District Court Bypassed the Statutory Jury Provision
The Court side-stepped having a jury determine whether Plaintiff had in fact accepted the arbitration clause—in a footnote the Court concluded, “there do not appear to be any disputes of material fact in the arbitration issue.” Section 4 of the FAA provides for a special jury trial to resolve this issue when it arises. Ms. Craddock not only demanded a jury in her Complaint, but in a separate pleading specifically demanded a jury “on the issue of whether the parties have entered into a written agreement to arbitrate.” Even though the Complaint allegations support a compelling argument that Ms. Craddock never agreed to the arbitration clause, the Court breezed past the issue.

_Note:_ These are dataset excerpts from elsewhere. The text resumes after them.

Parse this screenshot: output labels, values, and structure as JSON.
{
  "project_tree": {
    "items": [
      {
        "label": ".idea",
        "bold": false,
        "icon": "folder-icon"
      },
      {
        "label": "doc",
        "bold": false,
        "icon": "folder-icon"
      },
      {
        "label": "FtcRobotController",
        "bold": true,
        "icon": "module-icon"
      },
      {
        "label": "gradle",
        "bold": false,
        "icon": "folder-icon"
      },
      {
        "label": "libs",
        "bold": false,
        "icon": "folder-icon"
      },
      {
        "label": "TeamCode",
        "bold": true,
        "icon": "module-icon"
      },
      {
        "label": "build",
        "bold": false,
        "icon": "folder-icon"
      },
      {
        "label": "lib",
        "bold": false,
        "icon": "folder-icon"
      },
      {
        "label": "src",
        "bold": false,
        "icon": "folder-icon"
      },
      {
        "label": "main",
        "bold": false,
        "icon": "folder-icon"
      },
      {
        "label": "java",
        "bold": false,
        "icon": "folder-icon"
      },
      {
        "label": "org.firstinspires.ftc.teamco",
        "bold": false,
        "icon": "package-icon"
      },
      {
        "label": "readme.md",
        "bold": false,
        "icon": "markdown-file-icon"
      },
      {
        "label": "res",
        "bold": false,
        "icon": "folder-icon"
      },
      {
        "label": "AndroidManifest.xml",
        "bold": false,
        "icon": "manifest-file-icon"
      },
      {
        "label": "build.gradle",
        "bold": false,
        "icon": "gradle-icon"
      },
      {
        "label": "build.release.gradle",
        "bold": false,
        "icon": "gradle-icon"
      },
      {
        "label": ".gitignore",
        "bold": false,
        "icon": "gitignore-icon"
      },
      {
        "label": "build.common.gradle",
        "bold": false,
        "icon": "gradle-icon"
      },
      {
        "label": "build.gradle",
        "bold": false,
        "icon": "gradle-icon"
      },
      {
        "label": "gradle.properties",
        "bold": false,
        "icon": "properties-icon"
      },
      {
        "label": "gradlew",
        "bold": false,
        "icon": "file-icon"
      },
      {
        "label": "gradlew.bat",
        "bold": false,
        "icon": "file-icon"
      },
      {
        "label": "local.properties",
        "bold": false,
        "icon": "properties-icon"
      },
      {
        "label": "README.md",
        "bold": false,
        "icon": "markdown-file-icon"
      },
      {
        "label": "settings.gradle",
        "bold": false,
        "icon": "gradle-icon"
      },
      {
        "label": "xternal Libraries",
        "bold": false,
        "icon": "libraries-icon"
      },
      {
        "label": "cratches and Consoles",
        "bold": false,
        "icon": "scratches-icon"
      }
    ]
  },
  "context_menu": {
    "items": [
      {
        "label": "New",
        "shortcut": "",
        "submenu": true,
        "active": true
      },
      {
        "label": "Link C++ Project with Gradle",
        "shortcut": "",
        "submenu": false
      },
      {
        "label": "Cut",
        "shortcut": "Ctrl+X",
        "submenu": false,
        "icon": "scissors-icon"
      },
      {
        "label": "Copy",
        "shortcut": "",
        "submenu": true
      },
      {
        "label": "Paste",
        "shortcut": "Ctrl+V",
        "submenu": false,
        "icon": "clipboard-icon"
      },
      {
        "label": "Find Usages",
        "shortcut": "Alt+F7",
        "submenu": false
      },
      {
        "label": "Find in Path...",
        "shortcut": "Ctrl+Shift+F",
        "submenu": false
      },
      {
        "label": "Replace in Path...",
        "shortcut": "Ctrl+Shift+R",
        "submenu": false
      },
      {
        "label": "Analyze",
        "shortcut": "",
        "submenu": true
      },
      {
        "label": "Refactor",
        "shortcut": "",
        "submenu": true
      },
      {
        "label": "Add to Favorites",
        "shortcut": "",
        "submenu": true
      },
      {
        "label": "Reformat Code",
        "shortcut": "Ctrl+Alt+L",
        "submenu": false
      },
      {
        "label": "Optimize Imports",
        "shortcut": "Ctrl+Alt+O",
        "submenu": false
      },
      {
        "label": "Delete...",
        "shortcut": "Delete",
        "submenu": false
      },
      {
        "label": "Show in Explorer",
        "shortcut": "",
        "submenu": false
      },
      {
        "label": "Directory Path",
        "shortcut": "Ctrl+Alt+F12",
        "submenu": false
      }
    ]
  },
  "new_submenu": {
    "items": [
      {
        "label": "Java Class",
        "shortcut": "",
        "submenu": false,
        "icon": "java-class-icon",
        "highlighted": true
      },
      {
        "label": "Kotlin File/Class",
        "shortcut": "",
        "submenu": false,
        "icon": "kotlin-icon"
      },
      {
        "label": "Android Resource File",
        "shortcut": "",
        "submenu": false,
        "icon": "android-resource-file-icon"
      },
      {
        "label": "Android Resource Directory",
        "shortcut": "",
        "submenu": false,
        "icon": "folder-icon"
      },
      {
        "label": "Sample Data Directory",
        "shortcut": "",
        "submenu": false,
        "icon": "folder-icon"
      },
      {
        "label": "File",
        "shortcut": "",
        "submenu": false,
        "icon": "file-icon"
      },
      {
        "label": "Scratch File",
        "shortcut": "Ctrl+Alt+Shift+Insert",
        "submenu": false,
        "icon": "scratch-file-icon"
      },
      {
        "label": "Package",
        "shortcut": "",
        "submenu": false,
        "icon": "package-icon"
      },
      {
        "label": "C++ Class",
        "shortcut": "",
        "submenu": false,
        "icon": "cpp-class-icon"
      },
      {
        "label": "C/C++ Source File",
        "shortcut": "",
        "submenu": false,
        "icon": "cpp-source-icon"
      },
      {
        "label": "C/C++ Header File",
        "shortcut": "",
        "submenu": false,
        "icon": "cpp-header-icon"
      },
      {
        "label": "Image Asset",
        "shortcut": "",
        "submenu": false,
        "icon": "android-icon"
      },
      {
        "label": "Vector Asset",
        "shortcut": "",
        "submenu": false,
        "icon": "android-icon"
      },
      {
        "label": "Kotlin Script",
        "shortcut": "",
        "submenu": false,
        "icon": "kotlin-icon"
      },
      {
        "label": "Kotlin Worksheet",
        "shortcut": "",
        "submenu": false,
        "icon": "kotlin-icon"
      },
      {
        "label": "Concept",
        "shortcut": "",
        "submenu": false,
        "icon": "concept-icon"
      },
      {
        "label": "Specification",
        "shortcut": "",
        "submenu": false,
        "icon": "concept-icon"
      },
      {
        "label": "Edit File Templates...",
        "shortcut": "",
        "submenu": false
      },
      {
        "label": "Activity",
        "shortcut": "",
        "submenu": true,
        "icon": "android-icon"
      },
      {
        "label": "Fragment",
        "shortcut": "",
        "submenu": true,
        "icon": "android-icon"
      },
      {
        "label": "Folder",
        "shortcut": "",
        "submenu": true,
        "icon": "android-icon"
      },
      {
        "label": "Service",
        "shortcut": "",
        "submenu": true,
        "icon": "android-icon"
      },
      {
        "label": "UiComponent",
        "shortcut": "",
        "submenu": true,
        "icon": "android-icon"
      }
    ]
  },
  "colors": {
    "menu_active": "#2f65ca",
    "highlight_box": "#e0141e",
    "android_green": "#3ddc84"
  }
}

Interlocutory Appeal — 28 USC § 1292(b)?
Ms. Craddock has appealed Judge Payne’s ruling. But the statutory avenue to an appeal at this juncture is 28 USC § 1292(b) (see acknowledgment above that 9 USC § 16(a)(3) offers a possible, alternate appellate route). The section allows for the interlocutory appeal of an otherwise unappealable order when a district court certifies that the order “involves a controlling question of law as to which there is substantial ground for difference of opinion and that an immediate appeal from the order may materially advance the ultimate termination of the litigation.” As of this writing, no certification has been filed by the district court.
In its three-month lifespan in the federal courts, Craddock v. LeClairRyan delivered full-semester coverage of federal civil procedure, contracts, and employment law. If Judge Payne’s ruling moves the dispute behind an arbitration veil, then the continuing CLE contributions of the case likely will come to an end. But the Fourth Circuit still must rule, and we probably have at least one more round of legal education ahead from this case.